Department of Medicine and Epidemiology, School of Veterinary Medicine, University of California-Davis, 2108 Tupper Hall, One Shields Ave, Davis, CA, 95616, USA.
Research and Non-Clinical Development, Cytokinetics, Inc., South San Francisco, CA, USA.
Sci Rep. 2023 Jan 2;13(1):32. doi: 10.1038/s41598-022-26630-z.

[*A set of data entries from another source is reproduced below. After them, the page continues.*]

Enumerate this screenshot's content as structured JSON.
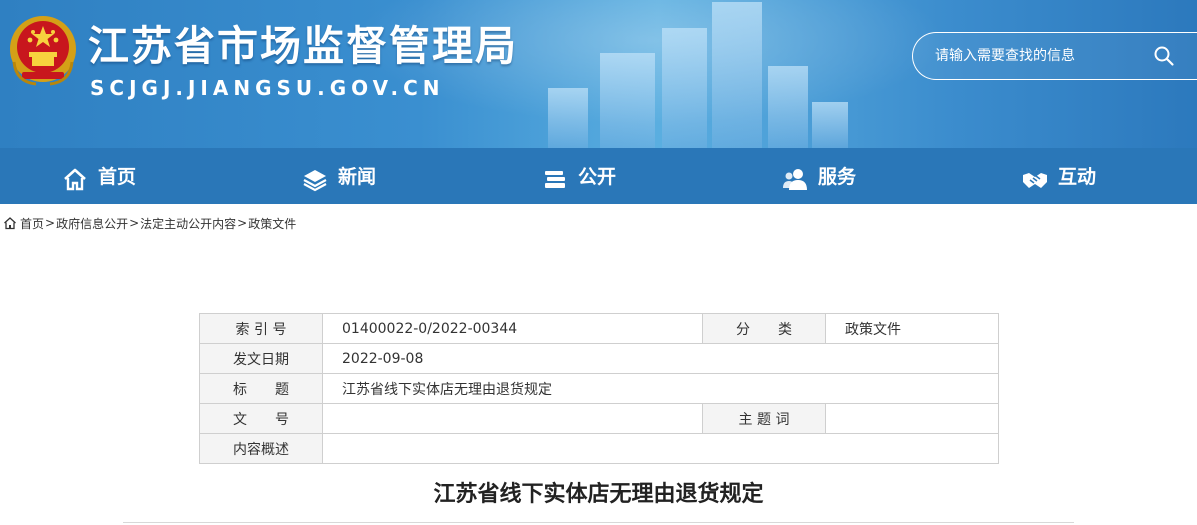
{
  "header": {
    "title": "江苏省市场监督管理局",
    "domain": "SCJGJ.JIANGSU.GOV.CN",
    "search_placeholder": "请输入需要查找的信息",
    "emblem_icon": "national-emblem-icon",
    "search_icon": "search-icon"
  },
  "nav": {
    "items": [
      {
        "label": "首页",
        "icon": "home-icon"
      },
      {
        "label": "新闻",
        "icon": "layers-icon"
      },
      {
        "label": "公开",
        "icon": "books-icon"
      },
      {
        "label": "服务",
        "icon": "users-icon"
      },
      {
        "label": "互动",
        "icon": "handshake-icon"
      }
    ]
  },
  "breadcrumb": {
    "items": [
      "首页",
      "政府信息公开",
      "法定主动公开内容",
      "政策文件"
    ],
    "separator": ">"
  },
  "info_table": {
    "index_label": "索 引 号",
    "index_value": "01400022-0/2022-00344",
    "category_label": "分　　类",
    "category_value": "政策文件",
    "date_label": "发文日期",
    "date_value": "2022-09-08",
    "title_label": "标　　题",
    "title_value": "江苏省线下实体店无理由退货规定",
    "docno_label": "文　　号",
    "docno_value": "",
    "subject_label": "主 题 词",
    "subject_value": "",
    "summary_label": "内容概述",
    "summary_value": ""
  },
  "article": {
    "title": "江苏省线下实体店无理由退货规定"
  },
  "colors": {
    "nav_bg": "#2a77b8",
    "banner_bg": "#3a8fd0",
    "table_label_bg": "#f4f4f4",
    "table_border": "#cfcfcf"
  }
}
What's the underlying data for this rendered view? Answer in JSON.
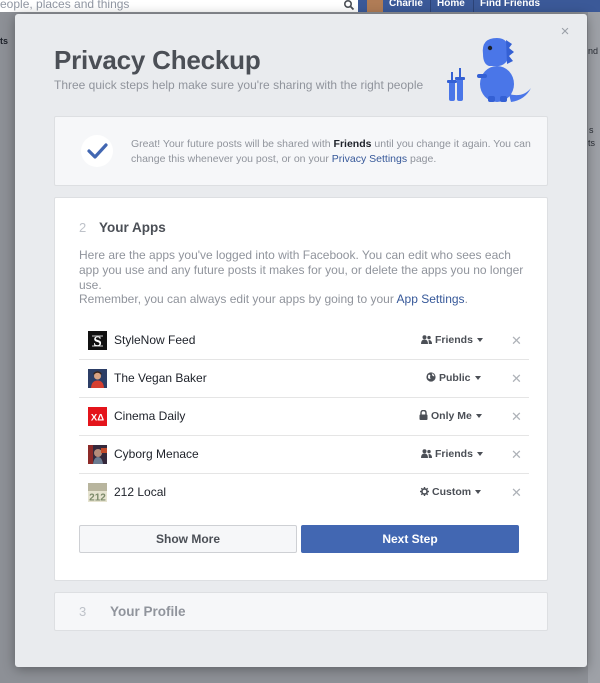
{
  "top_bar": {
    "search_placeholder": "eople, places and things",
    "user_name": "Charlie",
    "nav_home": "Home",
    "nav_find_friends": "Find Friends"
  },
  "background": {
    "left_snippet": "ts",
    "right_snippets": [
      "nd 2",
      "s",
      "ts"
    ]
  },
  "dialog": {
    "title": "Privacy Checkup",
    "subtitle": "Three quick steps help make sure you're sharing with the right people",
    "confirmation": {
      "prefix": "Great! Your future posts will be shared with ",
      "audience": "Friends",
      "middle": " until you change it again. You can change this whenever you post, or on your ",
      "link": "Privacy Settings",
      "suffix": " page."
    },
    "apps_step": {
      "number": "2",
      "title": "Your Apps",
      "description": "Here are the apps you've logged into with Facebook. You can edit who sees each app you use and any future posts it makes for you, or delete the apps you no longer use.",
      "remember_prefix": "Remember, you can always edit your apps by going to your ",
      "remember_link": "App Settings",
      "remember_suffix": ".",
      "apps": [
        {
          "name": "StyleNow Feed",
          "audience": "Friends",
          "audience_icon": "friends-icon"
        },
        {
          "name": "The Vegan Baker",
          "audience": "Public",
          "audience_icon": "globe-icon"
        },
        {
          "name": "Cinema Daily",
          "audience": "Only Me",
          "audience_icon": "lock-icon"
        },
        {
          "name": "Cyborg Menace",
          "audience": "Friends",
          "audience_icon": "friends-icon"
        },
        {
          "name": "212 Local",
          "audience": "Custom",
          "audience_icon": "gear-icon"
        }
      ],
      "app_icon_text": {
        "cinema": "XΔ",
        "local": "212"
      },
      "show_more": "Show More",
      "next_step": "Next Step"
    },
    "profile_step": {
      "number": "3",
      "title": "Your Profile"
    }
  },
  "colors": {
    "facebook_blue": "#3b5998",
    "button_blue": "#4267b2",
    "link_blue": "#365899",
    "mascot_blue": "#4a76e8"
  }
}
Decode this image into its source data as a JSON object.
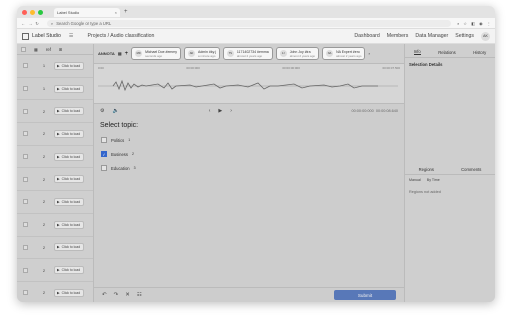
{
  "browser": {
    "tab_title": "Label Studio",
    "url_text": "Search Google or type a URL"
  },
  "app": {
    "name": "Label Studio",
    "breadcrumb": "Projects / Audio classification",
    "nav": [
      "Dashboard",
      "Members",
      "Data Manager",
      "Settings"
    ],
    "avatar_initials": "AK"
  },
  "table": {
    "rows": [
      {
        "num": "1",
        "play": "Click to load"
      },
      {
        "num": "1",
        "play": "Click to load"
      },
      {
        "num": "2",
        "play": "Click to load"
      },
      {
        "num": "2",
        "play": "Click to load"
      },
      {
        "num": "2",
        "play": "Click to load"
      },
      {
        "num": "2",
        "play": "Click to load"
      },
      {
        "num": "2",
        "play": "Click to load"
      },
      {
        "num": "2",
        "play": "Click to load"
      },
      {
        "num": "2",
        "play": "Click to load"
      },
      {
        "num": "2",
        "play": "Click to load"
      },
      {
        "num": "2",
        "play": "Click to load"
      }
    ],
    "header_labels": [
      "ref",
      "⊞"
    ]
  },
  "annotations": {
    "label": "ANNOTA",
    "cards": [
      {
        "name": "Michael Doe #emmy",
        "time": "seconds ago",
        "initials": "MD"
      },
      {
        "name": "Admin #ky.j",
        "time": "a minute ago",
        "initials": "AD"
      },
      {
        "name": "1171402734 #emma",
        "time": "almost 2 years ago",
        "initials": "TS"
      },
      {
        "name": "John Joy #ira",
        "time": "almost 2 years ago",
        "initials": "JJ"
      },
      {
        "name": "NA Expert #ero",
        "time": "almost 2 years ago",
        "initials": "NA"
      }
    ]
  },
  "player": {
    "timeline": [
      "0:00",
      "00:00:000",
      "00:00:00:000",
      "00:00:07.500"
    ],
    "current_time": "00:00:00:000",
    "duration": "00:00:08.640"
  },
  "question": {
    "title": "Select topic:",
    "options": [
      {
        "label": "Politics",
        "hotkey": "1",
        "checked": false
      },
      {
        "label": "Business",
        "hotkey": "2",
        "checked": true
      },
      {
        "label": "Education",
        "hotkey": "3",
        "checked": false
      }
    ]
  },
  "footer": {
    "submit_label": "Submit"
  },
  "sidebar": {
    "tabs": [
      "Info",
      "Relations",
      "History"
    ],
    "title": "Selection Details",
    "region_tabs": [
      "Regions",
      "Comments"
    ],
    "region_controls": [
      "Manual",
      "By Time"
    ],
    "empty": "Regions not added"
  }
}
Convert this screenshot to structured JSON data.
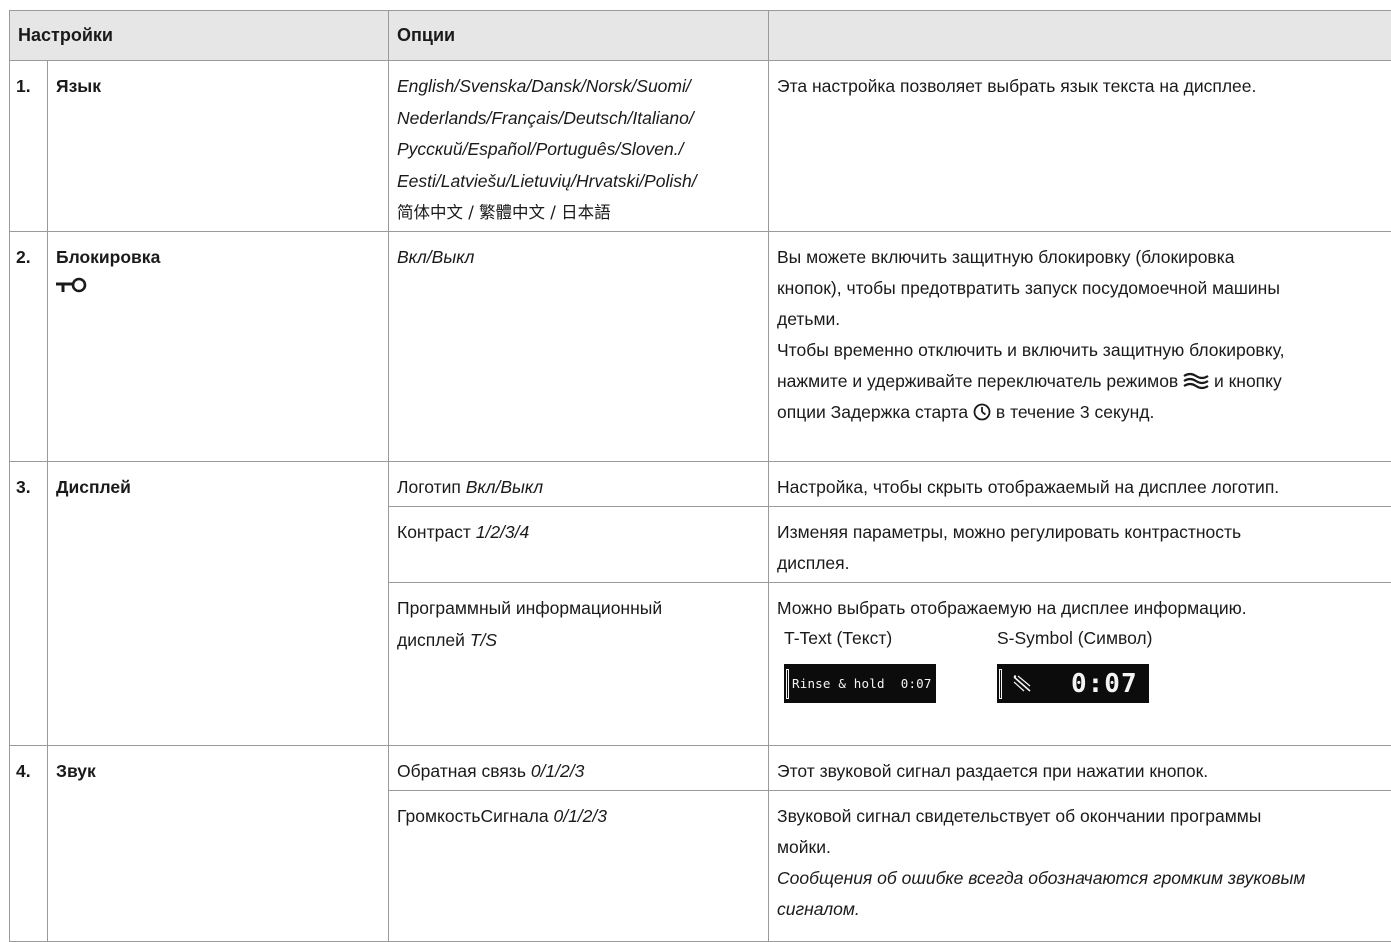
{
  "header": {
    "settings": "Настройки",
    "options": "Опции",
    "description": ""
  },
  "rows": {
    "language": {
      "num": "1.",
      "name": "Язык",
      "options_lines": [
        "English/Svenska/Dansk/Norsk/Suomi/",
        "Nederlands/Français/Deutsch/Italiano/",
        "Русский/Español/Português/Sloven./",
        "Eesti/Latviešu/Lietuvių/Hrvatski/Polish/"
      ],
      "options_cjk": "简体中文 / 繁體中文 / 日本語",
      "desc": "Эта настройка позволяет выбрать язык текста на дисплее."
    },
    "lock": {
      "num": "2.",
      "name": "Блокировка",
      "icon": "key-icon",
      "options": "Вкл/Выкл",
      "desc_lines": [
        "Вы можете включить защитную блокировку (блокировка",
        "кнопок), чтобы предотвратить запуск посудомоечной машины",
        "детьми."
      ],
      "desc2_line1": "Чтобы временно отключить и включить защитную блокировку,",
      "desc2_line2_a": "нажмите и удерживайте переключатель режимов",
      "desc2_line2_b": "и кнопку",
      "desc2_line3_a": "опции Задержка старта",
      "desc2_line3_b": "в течение 3 секунд.",
      "icon_program_selector": "program-selector-icon",
      "icon_delay_start": "clock-icon"
    },
    "display": {
      "num": "3.",
      "name": "Дисплей",
      "logo": {
        "label": "Логотип",
        "values": "Вкл/Выкл",
        "desc": "Настройка, чтобы скрыть отображаемый на дисплее логотип."
      },
      "contrast": {
        "label": "Контраст",
        "values": "1/2/3/4",
        "desc_line1": "Изменяя параметры, можно регулировать контрастность",
        "desc_line2": "дисплея."
      },
      "program_info": {
        "label_line1": "Программный информационный",
        "label_line2": "дисплей",
        "values": "T/S",
        "desc": "Можно выбрать отображаемую на дисплее информацию.",
        "text_label": "T-Text (Текст)",
        "symbol_label": "S-Symbol (Символ)",
        "text_screen": {
          "program": "Rinse & hold",
          "time": "0:07"
        },
        "symbol_screen": {
          "time": "0:07"
        }
      }
    },
    "sound": {
      "num": "4.",
      "name": "Звук",
      "feedback": {
        "label": "Обратная связь",
        "values": "0/1/2/3",
        "desc": "Этот звуковой сигнал раздается при нажатии кнопок."
      },
      "volume": {
        "label": "ГромкостьСигнала",
        "values": "0/1/2/3",
        "desc_line1": "Звуковой сигнал свидетельствует об окончании программы",
        "desc_line2": "мойки.",
        "note_line1": "Сообщения об ошибке всегда обозначаются громким звуковым",
        "note_line2": "сигналом."
      }
    }
  }
}
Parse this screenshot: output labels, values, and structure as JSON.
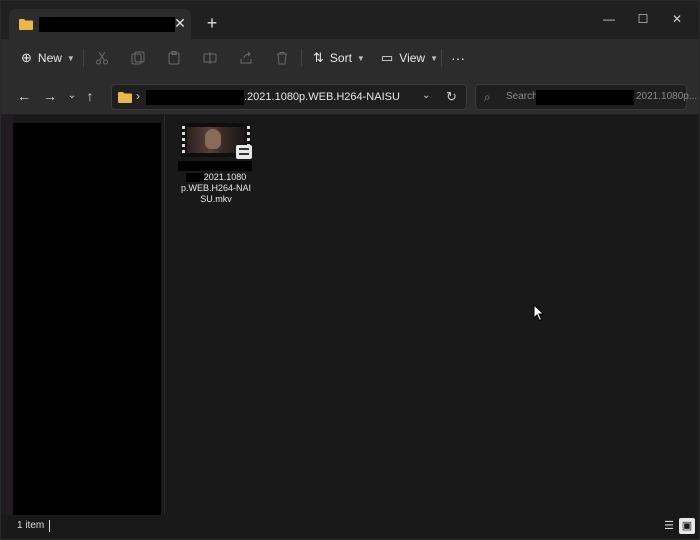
{
  "window": {
    "tab_title": "",
    "new_tab_symbol": "+",
    "close_symbol": "✕",
    "minimize_symbol": "—",
    "maximize_symbol": "☐",
    "window_close_symbol": "✕"
  },
  "toolbar": {
    "new_label": "New",
    "sort_label": "Sort",
    "view_label": "View",
    "more_label": "···",
    "icons": [
      "cut-icon",
      "copy-icon",
      "paste-icon",
      "rename-icon",
      "share-icon",
      "delete-icon"
    ]
  },
  "address_bar": {
    "path_suffix": ".2021.1080p.WEB.H264-NAISU",
    "separator": "›"
  },
  "search": {
    "placeholder_prefix": "Search",
    "placeholder_suffix": "2021.1080p..."
  },
  "content": {
    "files": [
      {
        "name_line1": "2021.1080",
        "name_line2": "p.WEB.H264-NAI",
        "name_line3": "SU.mkv",
        "type": "video-file"
      }
    ]
  },
  "statusbar": {
    "item_count": "1 item"
  },
  "colors": {
    "background": "#191919",
    "toolbar": "#2c2c2c",
    "folder": "#e8b84a"
  }
}
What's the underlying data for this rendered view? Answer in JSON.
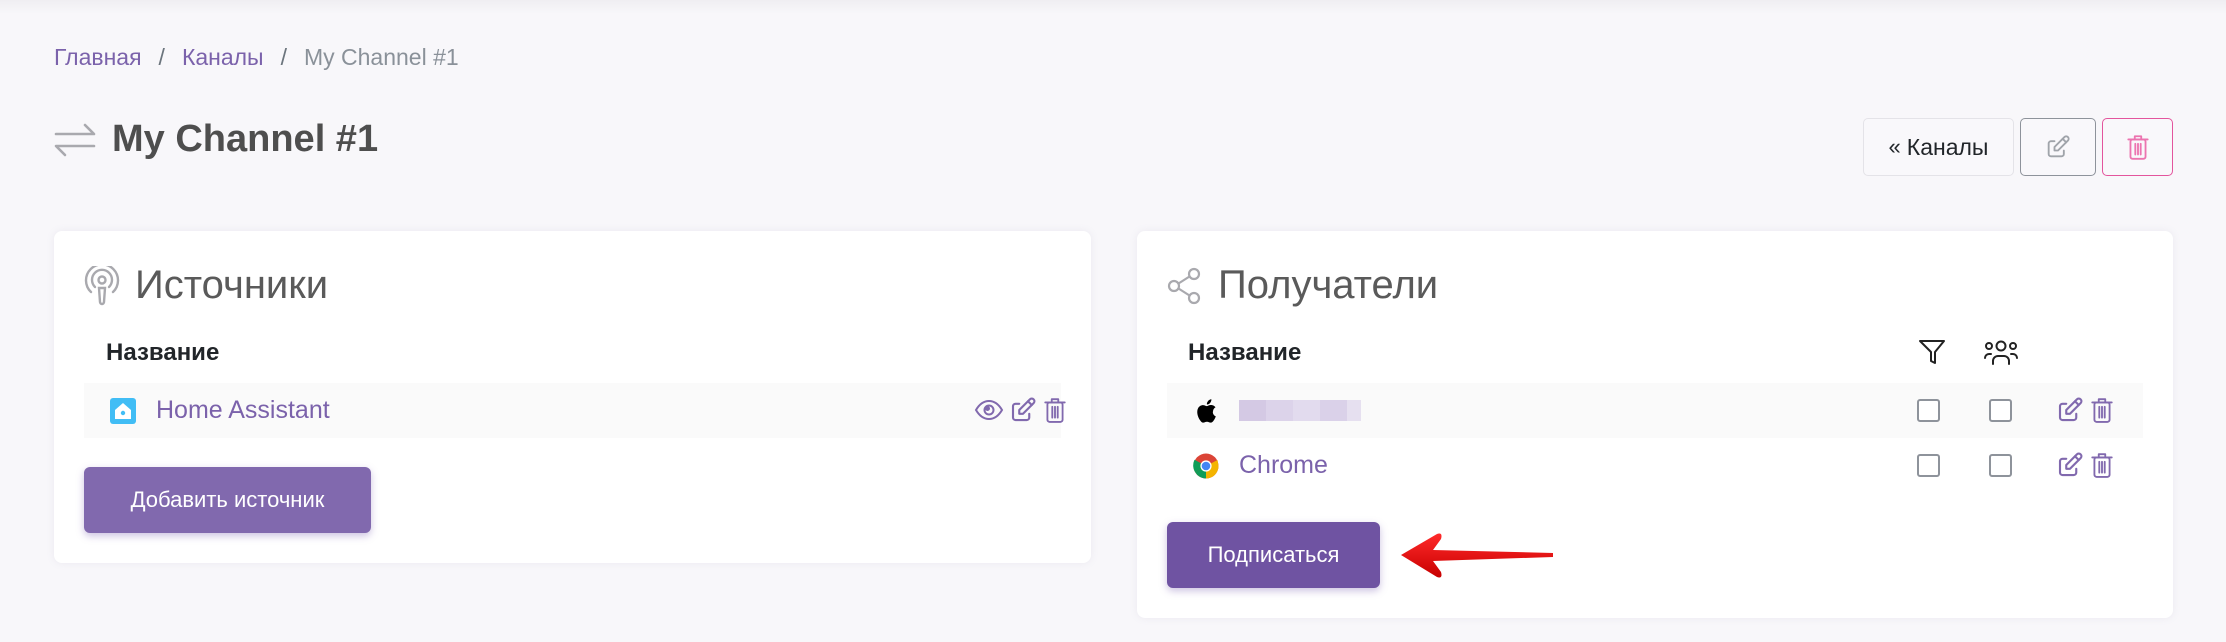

Hypertrophic cardiomyopathy (HCM) is the most prevalent inherited cardiac disease in humans and cats and lacks efficacious pharmacologic interventions in the preclinical phase of disease. LV outflow tract obstruction (LVOTO) is commonly observed in HCM-affected patients and is a primary driver of heart failure symptoms and reduced quality of life. Novel small-molecule cardiac myosin inhibitors target actin-myosin interactions to alleviate overactive protein interactions. A prospective, randomized, controlled cross-over study was performed to evaluate pharmacodynamic effects of two doses (0.3 and 1 mg/kg) of a next-in-class cardiac myosin inhibitor, aficamten (CK-3773274, CK-274), on cardiac function in cats with the A31P MYBPC3 mutation and oHCM. Dose-dependent reductions in LV systolic function, LVOT pressure gradient, and isovolumetric relaxation times compared to baseline were observed. Promising beneficial effects of reduced systolic function warrant further studies of this next-in-class therapeutic to evaluate the benefit of long-term administration in this patient population.
肥厚型心肌病(HCM)是人类和猫中最常见的遗传性心脏病,在疾病的临床前阶段缺乏有效的药物干预措施。左心室流出道梗阻(LVOTO)在 HCM 受影响的患者中很常见,是心力衰竭症状和生活质量降低的主要驱动因素。新型小分子肌球蛋白抑制剂靶向肌动球蛋白相互作用,以减轻过度活跃的蛋白相互作用。进行了一项前瞻性、随机、对照交叉研究,以评估两种剂量(0.3 和 1mg/kg)新型肌球蛋白抑制剂 aficamten(CK-3773274,CK-274)对 A31P MYBPC3 突变和 oHCM 猫的心脏功能的药效学影响。与基线相比,观察到左心室收缩功能、LVOT 压力梯度和等容舒张时间的剂量依赖性降低。收缩功能降低的可喜有益作用,需要进一步研究这种新型治疗方法,以评估该患者人群长期给药的益处。